Bu beklenmedik tarihi karşılaşma, Almanya’da işgücüne dayalı Kürt göçmenlerin siyasallaşmasını da birlikte getirdi. Bunun asıl nedenlerinden biri, Türkiye’deki sömürgeci sistemin saldırıları, baskı, talan ve şiddetine maruz kalanların, o zamana kadar Almanya’da yaşayan ve burada yerleştiğini düşünenlere akraba olmasıydı. Travma, aile ilişkilerini harekete geçirdi. Türk devletinin Kürdistan’daki şiddet politikası aynı zamanda Almanya’da yaşayan Kürt topluluğunun da uykusunu kaçırdı. Bundan dolayı da, giderek politize olan kitleler, Avrupa ve özelde Almanya’da da politik bir topluluk olarak varolmanın eşiğine geldiler.
Son kuşak
4. Kuşak: 1987‘den 1997’ye kadar Türkiye’den Almanya’ya gelen sığınmacı sayısının üçte ikisi baz alınırsa, tahminen 100.000’i aşkın sürgün edilen Kürt’ün çocukları. Önceki kuşaklarla kıyaslandığında, Almanya’daki eğitim ve sosyal sisteme daha çok adapte oldular. Babalarına tercümanlık ettiler ve babalarının otoritesi sarsıldı. Genellikle evlere hapsedilen annelerinin yanında oldular; evlerde yenik düştüler ve sonuçta yaşamı dışarıda ve özellikle de babalarının inadına dış dünyada aradılar. İçinden çıkılmaz ikilem: Kürdistan’daki Ulusal Kurtuluş Mücadelesi’nin etki yarattığı Almanya’daki Kürt topluluğu ile Kürtleri kriminalize eden Almanya’nın NATO üyesi Türkiye’ye silah yardımına varan politikası arasında kaldılar.
Sonuç:
4. Kuşak korunak aradı. Almanya’daki Kürt toplumu, bu kuşağın sorunlarını görmedi ve bu kuşağı Avrupalı Kürtler olarak da kabul de etmedi. Onları Almanya’da yaşayan, o uzaktaki Kürdistan’a duyarlı kılabileceği Avrupalılar gibi görmedi. Onlar bir yerde Kürdistan’ın tabi nüfusu olarak kabul edildiler. Görevlerini yerine getirmedikleri için de zorlandı ya da bir tarafa itildiler.

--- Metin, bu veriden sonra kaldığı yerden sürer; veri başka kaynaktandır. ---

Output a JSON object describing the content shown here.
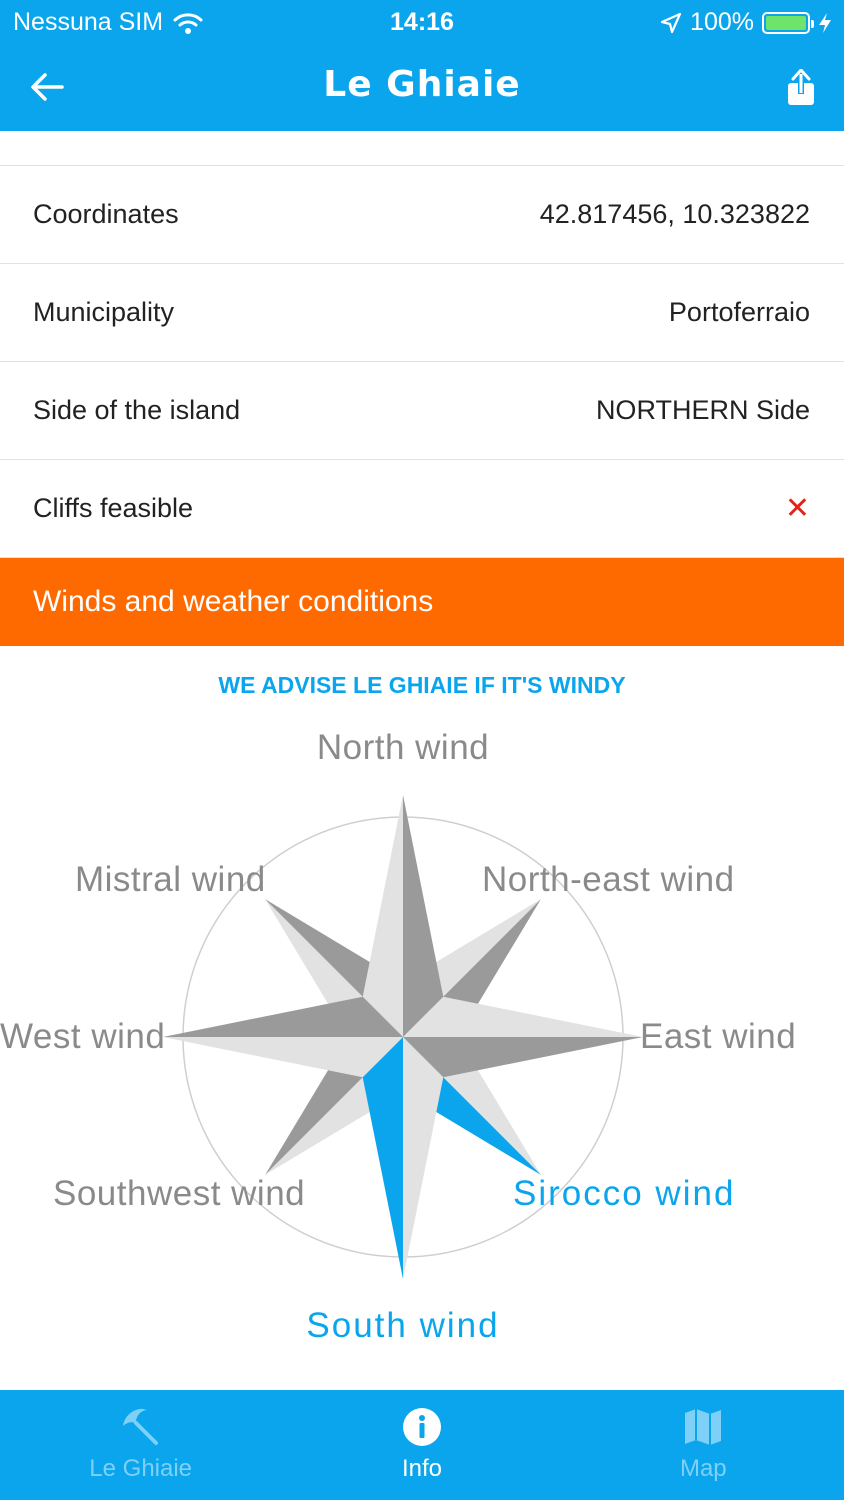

İşte o gençlik, ergenlik çağının verdiği güçle, babalarını cahil adetti. Aynı zamanda Almanya’daki kriminalizasyona karşı direnen bu gençlik, 2007 Newrozu’nda kendi cephesini açtı.

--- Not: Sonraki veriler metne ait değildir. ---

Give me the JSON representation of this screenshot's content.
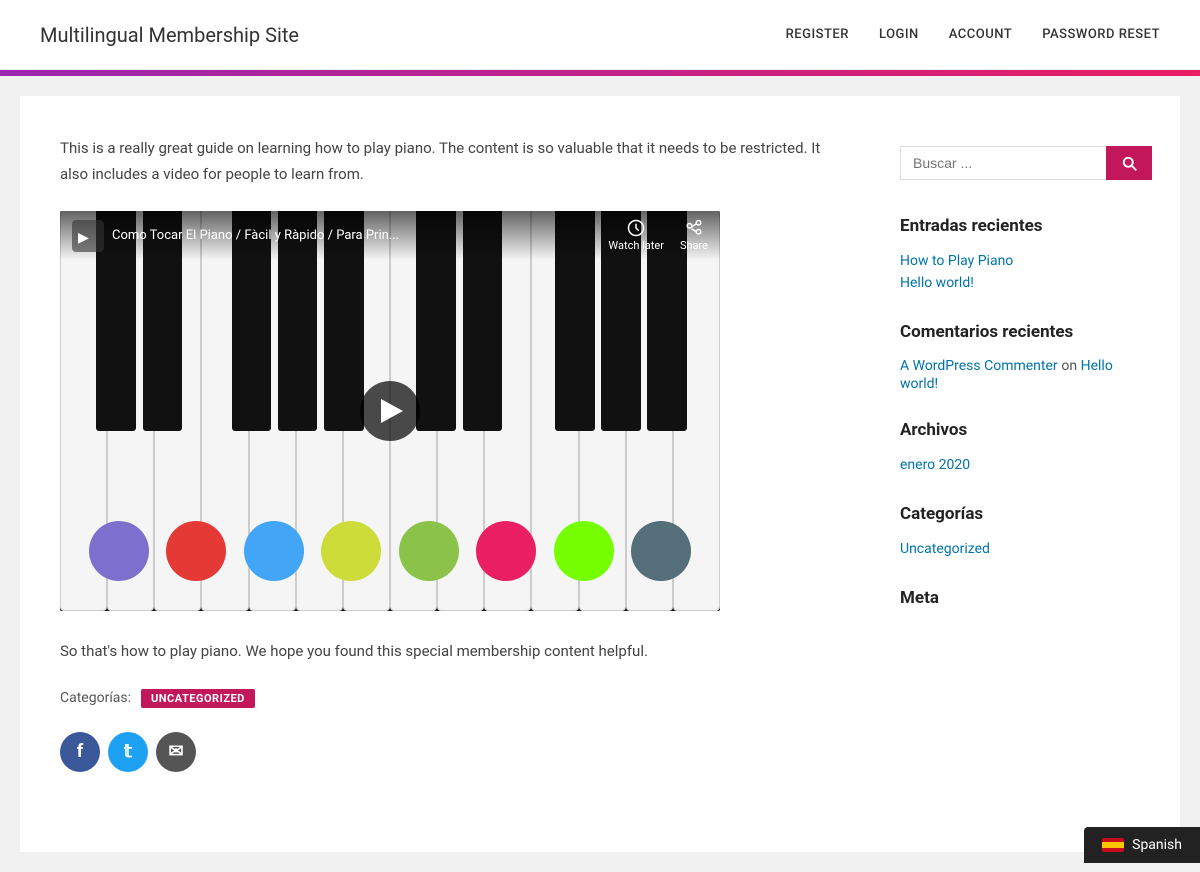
{
  "site": {
    "title": "Multilingual Membership Site"
  },
  "nav": {
    "items": [
      {
        "label": "REGISTER",
        "key": "register"
      },
      {
        "label": "LOGIN",
        "key": "login"
      },
      {
        "label": "ACCOUNT",
        "key": "account"
      },
      {
        "label": "PASSWORD RESET",
        "key": "password-reset"
      }
    ]
  },
  "content": {
    "intro_text": "This is a really great guide on learning how to play piano. The content is so valuable that it needs to be restricted. It also includes a video for people to learn from.",
    "outro_text": "So that's how to play piano. We hope you found this special membership content helpful.",
    "categories_label": "Categorías:",
    "uncategorized_badge": "UNCATEGORIZED"
  },
  "video": {
    "title": "Como Tocar El Piano / Fàcil y Ràpido / Para Prin...",
    "watch_later_label": "Watch later",
    "share_label": "Share"
  },
  "sidebar": {
    "search_placeholder": "Buscar ...",
    "search_button_label": "Search",
    "recent_posts_title": "Entradas recientes",
    "recent_posts": [
      {
        "label": "How to Play Piano"
      },
      {
        "label": "Hello world!"
      }
    ],
    "recent_comments_title": "Comentarios recientes",
    "recent_comments": [
      {
        "commenter": "A WordPress Commenter",
        "on": "on",
        "post": "Hello world!"
      }
    ],
    "archives_title": "Archivos",
    "archives": [
      {
        "label": "enero 2020"
      }
    ],
    "categories_title": "Categorías",
    "categories": [
      {
        "label": "Uncategorized"
      }
    ],
    "meta_title": "Meta"
  },
  "language": {
    "label": "Spanish",
    "flag": "es"
  },
  "colors": {
    "accent": "#c2185b",
    "link": "#0073aa",
    "header_bg": "#ffffff",
    "purple_bar_start": "#9c27b0",
    "purple_bar_end": "#e91e63"
  },
  "piano_dots": [
    {
      "color": "#7c6fcd",
      "label": "purple"
    },
    {
      "color": "#e53935",
      "label": "red"
    },
    {
      "color": "#42a5f5",
      "label": "blue"
    },
    {
      "color": "#cddc39",
      "label": "yellow-green"
    },
    {
      "color": "#8bc34a",
      "label": "light-green"
    },
    {
      "color": "#e91e63",
      "label": "pink"
    },
    {
      "color": "#76ff03",
      "label": "bright-green"
    },
    {
      "color": "#546e7a",
      "label": "steel-blue"
    }
  ]
}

Böylece Almanya’da yaşayan Kürtler ve özellikle de gençlik ile ilgili hala gerçekleşmeyen geniş çaplı bilimsel kitle araştırmaları gerekiyor. Nereden nereye? Buna cevap ararken, Babalar, ev kadınları, kız çocukları ve en önemlisi hiçbir yerde korunağı bulunmayan ve sesine kulak verilmeyen yeni kuşağın sosyal kimliğini aramak gerekiyor.
Son sözüm: 4. Kuşağa nasihat etmeyin, kulak kabartın ve iyi bir dinleyici olun.